Explainable artificial intelligence for pneumonia classification: Clinical insights into deformable prototypical part network in pediatric chest x-ray images.
Authors
Affiliations (4)
Affiliations (4)
- Department of Medical Physics, School of Medicine, Iran University of Medical Sciences, Tehran, Iran. Electronic address: [email protected].
- Department of Computer and Data Sciences, Faculty of Mathematical Sciences, Shahid Beheshti University, Tehran, Iran. Electronic address: [email protected].
- Research Center for Nuclear Medicine, Tehran University of Medical Sciences, Tehran, Iran. Electronic address: [email protected].

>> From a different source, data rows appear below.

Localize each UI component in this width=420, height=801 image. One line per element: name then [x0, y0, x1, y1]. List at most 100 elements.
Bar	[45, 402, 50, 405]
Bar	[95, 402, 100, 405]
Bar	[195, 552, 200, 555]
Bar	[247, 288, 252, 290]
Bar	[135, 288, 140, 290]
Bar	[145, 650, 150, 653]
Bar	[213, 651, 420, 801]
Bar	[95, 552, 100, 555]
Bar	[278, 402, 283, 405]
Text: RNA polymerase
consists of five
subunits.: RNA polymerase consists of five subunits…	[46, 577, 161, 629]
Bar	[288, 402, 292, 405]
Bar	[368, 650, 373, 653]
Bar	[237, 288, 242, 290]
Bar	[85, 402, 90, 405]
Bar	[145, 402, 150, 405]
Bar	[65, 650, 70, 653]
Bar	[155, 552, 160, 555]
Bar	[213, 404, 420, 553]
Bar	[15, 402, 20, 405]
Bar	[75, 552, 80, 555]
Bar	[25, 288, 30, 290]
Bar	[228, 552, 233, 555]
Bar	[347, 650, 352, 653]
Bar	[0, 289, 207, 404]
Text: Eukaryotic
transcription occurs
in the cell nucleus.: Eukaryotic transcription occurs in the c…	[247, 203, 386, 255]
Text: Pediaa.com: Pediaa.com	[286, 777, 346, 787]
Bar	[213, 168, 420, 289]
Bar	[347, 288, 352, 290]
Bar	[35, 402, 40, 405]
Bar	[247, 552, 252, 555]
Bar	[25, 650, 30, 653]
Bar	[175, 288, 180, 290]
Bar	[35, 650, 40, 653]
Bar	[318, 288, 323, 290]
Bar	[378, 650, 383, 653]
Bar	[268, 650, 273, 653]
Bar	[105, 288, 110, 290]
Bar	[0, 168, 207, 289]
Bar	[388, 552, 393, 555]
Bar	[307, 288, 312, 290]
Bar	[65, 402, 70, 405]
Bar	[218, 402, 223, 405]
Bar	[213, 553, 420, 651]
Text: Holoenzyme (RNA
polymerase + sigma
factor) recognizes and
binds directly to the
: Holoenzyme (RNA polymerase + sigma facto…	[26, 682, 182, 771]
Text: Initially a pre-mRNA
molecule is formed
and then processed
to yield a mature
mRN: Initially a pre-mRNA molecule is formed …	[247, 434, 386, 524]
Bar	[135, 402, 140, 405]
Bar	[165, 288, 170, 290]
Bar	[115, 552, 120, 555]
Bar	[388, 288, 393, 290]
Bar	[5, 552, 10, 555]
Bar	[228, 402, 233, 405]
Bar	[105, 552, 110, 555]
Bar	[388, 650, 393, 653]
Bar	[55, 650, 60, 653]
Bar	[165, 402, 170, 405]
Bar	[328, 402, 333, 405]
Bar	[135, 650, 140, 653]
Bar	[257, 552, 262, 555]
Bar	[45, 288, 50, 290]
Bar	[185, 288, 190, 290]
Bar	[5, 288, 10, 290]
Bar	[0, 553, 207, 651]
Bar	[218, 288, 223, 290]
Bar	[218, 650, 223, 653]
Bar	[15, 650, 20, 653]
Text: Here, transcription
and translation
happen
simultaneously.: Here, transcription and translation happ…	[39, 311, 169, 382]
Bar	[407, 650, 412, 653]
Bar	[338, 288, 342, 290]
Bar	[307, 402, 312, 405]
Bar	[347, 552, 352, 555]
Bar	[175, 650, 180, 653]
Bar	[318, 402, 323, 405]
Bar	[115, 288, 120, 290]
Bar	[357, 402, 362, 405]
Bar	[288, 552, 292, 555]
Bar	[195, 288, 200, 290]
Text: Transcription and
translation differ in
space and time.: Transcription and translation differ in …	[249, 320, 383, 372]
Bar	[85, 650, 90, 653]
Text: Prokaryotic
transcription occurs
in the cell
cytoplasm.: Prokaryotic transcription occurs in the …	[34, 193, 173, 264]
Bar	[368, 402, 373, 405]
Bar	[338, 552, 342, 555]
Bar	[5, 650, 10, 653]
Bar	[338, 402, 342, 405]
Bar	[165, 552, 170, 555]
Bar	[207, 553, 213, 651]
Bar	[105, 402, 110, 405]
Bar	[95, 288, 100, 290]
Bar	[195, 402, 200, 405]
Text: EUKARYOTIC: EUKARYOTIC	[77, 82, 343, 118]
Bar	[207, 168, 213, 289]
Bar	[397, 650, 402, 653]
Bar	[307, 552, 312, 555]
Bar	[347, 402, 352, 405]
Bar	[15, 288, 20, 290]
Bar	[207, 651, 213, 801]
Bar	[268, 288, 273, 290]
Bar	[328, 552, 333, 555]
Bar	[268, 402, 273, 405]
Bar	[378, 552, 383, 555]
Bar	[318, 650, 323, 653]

- Department of Computer and Data Sciences, Faculty of Mathematical Sciences, Shahid Beheshti University, Tehran, Iran. Electronic address: [email protected].
Abstract
Pneumonia detection in chest X-rays (CXR) increasingly relies on AI-driven diagnostic systems. However, their "black-box" nature often lacks transparency, underscoring the need for interpretability to improve patient outcomes. This study presents the first application of the Deformable Prototypical Part Network (D-ProtoPNet), an ante-hoc interpretable deep learning (DL) model, for pneumonia classification in pediatric patients' CXR images. Clinical insights were integrated through expert radiologist evaluation of the model's learned prototypes and activated image patches, ensuring that explanations aligned with medically meaningful features. The model was developed and tested on a retrospective dataset of 5,856 CXR images of pediatric patients, ages 1-5 years. The images were originally acquired at a tertiary academic medical center as part of routine clinical care and were publicly hosted on a Kaggle platform. This dataset comprised anterior-posterior images labeled normal, viral, and bacterial. It was divided into 80 % training and 20 % validation splits, and utilised in a supervised five-fold cross-validation. Performance metrics were compared with the original ProtoPNet, utilising ResNet50 as the base model. An experienced radiologist assessed the clinical relevance of the learned prototypes, patch activations, and model explanations. The D-ProtoPNet achieved an accuracy of 86 %, precision of 86 %, recall of 85 %, and AUC of 93 %, marking a 3 % improvement over the original ProtoPNet. While further optimisation is required before clinical use, the radiologist praised D-ProtoPNet's intuitive explanations, highlighting its interpretability and potential to aid clinical decision-making. Prototypical part learning offers a balance between classification performance and explanation quality, but requires improvements to match the accuracy of black-box models. This study underscores the importance of integrating domain expertise during model evaluation to ensure the interpretability of XAI models is grounded in clinically valid insights.